Hill Rice (South Trinidad)
Very limited quantities! Please limit to five packets per customer so more can enjoy and preserve this rice! We will refund any packets purchased over the limit.
Also known as red bearded upland rice, this special dry-farmed rice has a deep and important history in all parts of the twin islands of Trinidad and Tobago. We grow this rice at Truelove Seeds with limited irrigation with individual plants or several per clump spaced 8-12” apart. This particular selection comes from communities on the south coast of Trinidad, including Moruga. Our original seed came from our dear friend and seed keeper now based in Trinidad who shared this history with us:
Similarities in rice strains and cultivation practices can be used to trace the movement of peoples and plants from specific regions from Africa to the Americas. This very special rice may have been brought to Trinidad via Black soldiers in the war of 1812 who were sent to Trinidad as payment for services by the British army. They were given virgin land in southern Trinidad and after fighting in a war and being uprooted from the American south, they had to learn to cultivate this new land using the knowledge and strength passed down to them. Those soldiers, their families and their cultural ways persevered.
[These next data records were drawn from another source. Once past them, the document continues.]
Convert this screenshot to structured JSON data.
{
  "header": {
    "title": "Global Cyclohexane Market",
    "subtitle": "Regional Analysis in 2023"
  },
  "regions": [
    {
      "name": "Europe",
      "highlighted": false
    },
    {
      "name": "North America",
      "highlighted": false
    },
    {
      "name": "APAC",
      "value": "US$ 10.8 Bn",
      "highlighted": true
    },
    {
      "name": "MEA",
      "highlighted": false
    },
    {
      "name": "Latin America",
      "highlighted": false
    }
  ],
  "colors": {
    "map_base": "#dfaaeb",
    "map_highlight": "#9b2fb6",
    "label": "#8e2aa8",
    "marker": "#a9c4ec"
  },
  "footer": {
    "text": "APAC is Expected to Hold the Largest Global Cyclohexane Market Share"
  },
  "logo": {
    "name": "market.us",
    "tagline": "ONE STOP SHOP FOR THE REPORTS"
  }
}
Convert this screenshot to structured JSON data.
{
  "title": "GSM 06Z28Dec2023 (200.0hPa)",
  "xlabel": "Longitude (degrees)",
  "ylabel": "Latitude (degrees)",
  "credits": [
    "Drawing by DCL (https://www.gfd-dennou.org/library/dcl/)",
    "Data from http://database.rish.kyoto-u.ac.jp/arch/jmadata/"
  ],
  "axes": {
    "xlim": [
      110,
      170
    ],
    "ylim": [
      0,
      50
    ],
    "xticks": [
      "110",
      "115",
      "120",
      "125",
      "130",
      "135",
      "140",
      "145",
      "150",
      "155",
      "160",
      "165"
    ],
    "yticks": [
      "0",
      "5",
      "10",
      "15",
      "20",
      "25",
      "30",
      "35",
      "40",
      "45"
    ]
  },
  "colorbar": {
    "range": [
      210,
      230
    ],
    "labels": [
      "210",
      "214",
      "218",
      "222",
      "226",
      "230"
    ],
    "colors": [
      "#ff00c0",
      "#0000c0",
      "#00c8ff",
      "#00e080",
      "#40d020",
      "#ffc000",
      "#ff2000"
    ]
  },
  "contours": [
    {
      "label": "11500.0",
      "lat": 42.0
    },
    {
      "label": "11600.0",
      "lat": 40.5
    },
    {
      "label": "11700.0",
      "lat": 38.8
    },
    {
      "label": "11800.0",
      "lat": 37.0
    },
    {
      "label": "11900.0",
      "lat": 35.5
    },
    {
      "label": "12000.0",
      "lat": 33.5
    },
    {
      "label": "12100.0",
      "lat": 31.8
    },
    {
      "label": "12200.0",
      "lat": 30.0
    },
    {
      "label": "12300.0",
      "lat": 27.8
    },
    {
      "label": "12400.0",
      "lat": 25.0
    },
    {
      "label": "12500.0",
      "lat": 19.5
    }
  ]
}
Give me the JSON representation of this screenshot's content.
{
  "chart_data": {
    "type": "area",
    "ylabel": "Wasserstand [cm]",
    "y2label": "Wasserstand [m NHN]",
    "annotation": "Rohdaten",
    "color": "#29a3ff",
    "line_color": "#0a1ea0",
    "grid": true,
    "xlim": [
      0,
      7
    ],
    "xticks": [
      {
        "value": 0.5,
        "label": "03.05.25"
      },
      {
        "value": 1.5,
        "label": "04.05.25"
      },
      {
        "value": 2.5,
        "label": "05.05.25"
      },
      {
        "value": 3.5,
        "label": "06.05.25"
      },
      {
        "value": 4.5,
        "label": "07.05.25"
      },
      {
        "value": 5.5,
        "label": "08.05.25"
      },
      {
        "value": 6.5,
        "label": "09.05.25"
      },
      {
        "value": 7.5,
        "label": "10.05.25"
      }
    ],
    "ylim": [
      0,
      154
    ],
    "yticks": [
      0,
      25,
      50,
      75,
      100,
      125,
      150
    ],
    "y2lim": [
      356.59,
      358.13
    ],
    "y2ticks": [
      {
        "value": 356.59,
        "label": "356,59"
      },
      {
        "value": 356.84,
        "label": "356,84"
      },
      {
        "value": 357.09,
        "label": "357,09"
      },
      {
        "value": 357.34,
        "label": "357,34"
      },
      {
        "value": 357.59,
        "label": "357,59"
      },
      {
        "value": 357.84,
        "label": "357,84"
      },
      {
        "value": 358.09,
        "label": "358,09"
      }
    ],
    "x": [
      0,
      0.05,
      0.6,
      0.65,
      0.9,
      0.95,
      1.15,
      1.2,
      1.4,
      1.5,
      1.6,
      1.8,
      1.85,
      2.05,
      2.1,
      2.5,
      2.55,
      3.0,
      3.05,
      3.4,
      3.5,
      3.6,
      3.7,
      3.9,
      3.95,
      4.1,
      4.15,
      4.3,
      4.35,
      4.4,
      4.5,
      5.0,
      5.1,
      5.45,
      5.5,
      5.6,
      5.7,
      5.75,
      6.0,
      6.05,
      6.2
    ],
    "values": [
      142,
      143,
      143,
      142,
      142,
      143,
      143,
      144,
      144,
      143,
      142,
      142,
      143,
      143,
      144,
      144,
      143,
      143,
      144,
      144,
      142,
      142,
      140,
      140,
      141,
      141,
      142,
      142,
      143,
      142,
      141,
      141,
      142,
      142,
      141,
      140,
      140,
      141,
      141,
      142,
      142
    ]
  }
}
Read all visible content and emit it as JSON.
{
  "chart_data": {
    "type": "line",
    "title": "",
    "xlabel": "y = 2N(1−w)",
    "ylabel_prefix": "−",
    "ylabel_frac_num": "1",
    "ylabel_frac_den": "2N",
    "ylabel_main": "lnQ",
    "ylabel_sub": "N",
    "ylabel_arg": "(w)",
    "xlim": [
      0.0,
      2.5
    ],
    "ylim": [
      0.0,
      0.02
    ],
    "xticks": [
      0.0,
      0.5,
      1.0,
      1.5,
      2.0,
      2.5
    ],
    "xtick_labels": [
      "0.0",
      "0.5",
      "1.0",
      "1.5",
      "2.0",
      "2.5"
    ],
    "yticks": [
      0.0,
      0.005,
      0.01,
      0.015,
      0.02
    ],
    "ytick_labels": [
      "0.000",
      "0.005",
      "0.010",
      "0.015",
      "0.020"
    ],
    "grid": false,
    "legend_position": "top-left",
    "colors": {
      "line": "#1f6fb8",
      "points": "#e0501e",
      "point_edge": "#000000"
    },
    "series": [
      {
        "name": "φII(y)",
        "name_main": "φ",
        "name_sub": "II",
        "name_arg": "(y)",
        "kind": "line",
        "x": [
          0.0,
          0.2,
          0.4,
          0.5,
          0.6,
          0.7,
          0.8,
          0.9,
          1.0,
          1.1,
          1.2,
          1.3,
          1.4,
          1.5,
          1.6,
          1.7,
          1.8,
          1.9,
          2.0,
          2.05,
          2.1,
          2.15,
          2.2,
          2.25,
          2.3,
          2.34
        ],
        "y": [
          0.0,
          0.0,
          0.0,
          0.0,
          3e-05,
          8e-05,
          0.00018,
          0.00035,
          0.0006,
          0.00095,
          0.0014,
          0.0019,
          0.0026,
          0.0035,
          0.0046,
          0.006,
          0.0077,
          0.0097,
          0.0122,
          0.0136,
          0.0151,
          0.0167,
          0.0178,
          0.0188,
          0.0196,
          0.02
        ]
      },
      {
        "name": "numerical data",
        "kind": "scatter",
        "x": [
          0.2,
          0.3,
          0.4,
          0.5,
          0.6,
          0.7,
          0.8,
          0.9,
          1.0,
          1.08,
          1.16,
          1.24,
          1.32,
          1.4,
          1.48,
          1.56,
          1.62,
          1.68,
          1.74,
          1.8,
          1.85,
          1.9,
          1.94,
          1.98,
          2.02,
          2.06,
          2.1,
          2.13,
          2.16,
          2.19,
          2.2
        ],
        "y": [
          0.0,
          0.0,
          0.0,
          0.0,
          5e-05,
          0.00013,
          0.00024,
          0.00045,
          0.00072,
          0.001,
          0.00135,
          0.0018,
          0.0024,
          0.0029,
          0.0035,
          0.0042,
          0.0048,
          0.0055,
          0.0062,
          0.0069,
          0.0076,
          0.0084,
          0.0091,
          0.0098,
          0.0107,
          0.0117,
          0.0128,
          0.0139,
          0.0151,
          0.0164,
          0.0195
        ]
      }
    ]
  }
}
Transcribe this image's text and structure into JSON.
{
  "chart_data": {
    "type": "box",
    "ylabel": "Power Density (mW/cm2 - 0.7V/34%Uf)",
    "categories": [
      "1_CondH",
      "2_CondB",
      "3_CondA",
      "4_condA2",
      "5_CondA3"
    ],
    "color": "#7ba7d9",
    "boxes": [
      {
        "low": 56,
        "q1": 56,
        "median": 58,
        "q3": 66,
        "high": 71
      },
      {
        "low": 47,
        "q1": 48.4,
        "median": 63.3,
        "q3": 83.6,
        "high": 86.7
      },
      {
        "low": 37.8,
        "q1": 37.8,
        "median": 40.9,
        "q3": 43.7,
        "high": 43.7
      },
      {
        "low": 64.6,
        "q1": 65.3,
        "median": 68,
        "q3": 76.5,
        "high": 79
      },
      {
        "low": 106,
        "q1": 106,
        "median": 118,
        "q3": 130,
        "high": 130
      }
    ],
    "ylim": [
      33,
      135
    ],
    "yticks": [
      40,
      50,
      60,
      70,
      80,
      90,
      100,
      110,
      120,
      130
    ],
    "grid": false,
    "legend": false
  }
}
There is evidence that rice predates this history in Trinidad, and it is difficult to trace where this particular strain (one of dozens from the region!) enters the story, but it is certainly a living piece of an African Diasporic tradition of rice cultivation in the Americas.
Days to maturity: 180
Seeds per pack: 90
Germination rate: 91% on 04/11/2022
Planting / harvesting notes
In northern climates like ours, we sow our Hill Rice seeds 4-6 weeks before the last frost, 1 seed per cell, covered ¼ inch. After the last danger of frost has passed, we transplant the seedlings into the garden 8-12 inches apart, in rows 12 inches apart. In Trinidad, farmers direct sow this rice in clumps with many seeds per cluster, spaced 1-2 feet apart during a rainy period. As this is an upland rice, we do not water it any differently than our other vegetable crops. Late in the season when the seed heads begin to droop down heavily with seeds, the rice is nearly ready. Harvest before the last frost when the seed heads turn brown and are very droopy. Watch carefully: many garden pests including rodents and birds will also be looking to harvest the ripe seeds.
Seed keeping notes
See above: for seed saving you harvest at the same time as for food. Harvest low on the seed stalk and allow the seeds to ripen further in a protected place indoors. Remove the seeds by hand or by whacking the seed heads upside down in a large bucket.